Par Alex Masson - publié le 01 avril 2008 à 06h02 ,
MAJ le 25 septembre 2009 à 13h57 - 0 commentaire(s)
La nouvelle création des studios Blue Sky s’appelle Horton, histoire d’un éléphant qui se met en tête de préserver un monde minuscule. L’occasion idéale de faire le point sur le cinéma d’animation, avec Chris Wedge, patron d’une société devenue depuis L’âge de glace, un des poids lourds du cinéma d’animation.

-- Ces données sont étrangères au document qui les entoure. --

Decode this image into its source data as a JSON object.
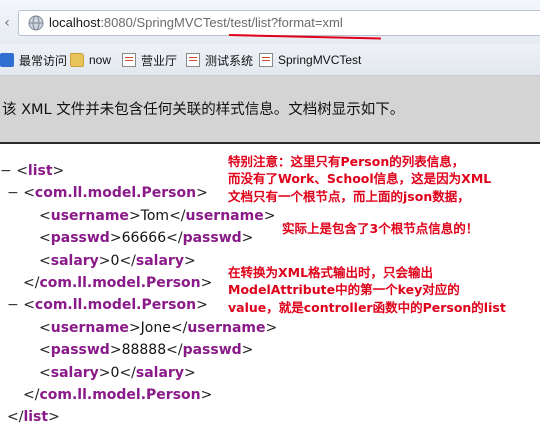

Jusque là tous les films des films Blue Sky (L’âge de glace, Robots…) partaient de scénarios et de personnages originaux. Horton est adapté d’un classique du Dr Seuss (NDR : auteur culte d’albums pour enfants aux USA, créateur du Grinch ou du Chat chapeauté) une histoire pré-existante ?
Horton est un livre que tous les enfants anglo-saxons de ma génération connaissent. On a grandi avec cette histoire. Non seulement il y a quelque chose d’universel dans ses thèmes, mais je trouve qu’il nourrissait un énorme potentiel pour un film d’animation. L’univers graphique de Dr Seuss a longtemps été un challenge pour les réalisateurs de dessin animé. Pouvoir restituer à la fois son aspect délirant mais aussi la simplicité de ce qu’il exprime. Il y a eu une poignée de tentatives avec les cartoons de Warner Bros dans les années 50, ces mini-adaptations du Grinch mais elles restaient limitées par leur support : la télé américaine de l’époque. La vraie difficulté dans la conception d’un dessin animé aujourd’hui n’est plus sa forme, mais son fond : comment trouver une bonne histoire à raconter, avec des personnages qui fonctionnent. Horton, qui est un livre court possède une base remarquable pour ça. Là où nous nous sommes vraiment creusés la cervelle, c’est pour pouvoir l’extrapoler pour avoir la matière pour un long métrage qui reste respectueux de l’œuvre de Seuss.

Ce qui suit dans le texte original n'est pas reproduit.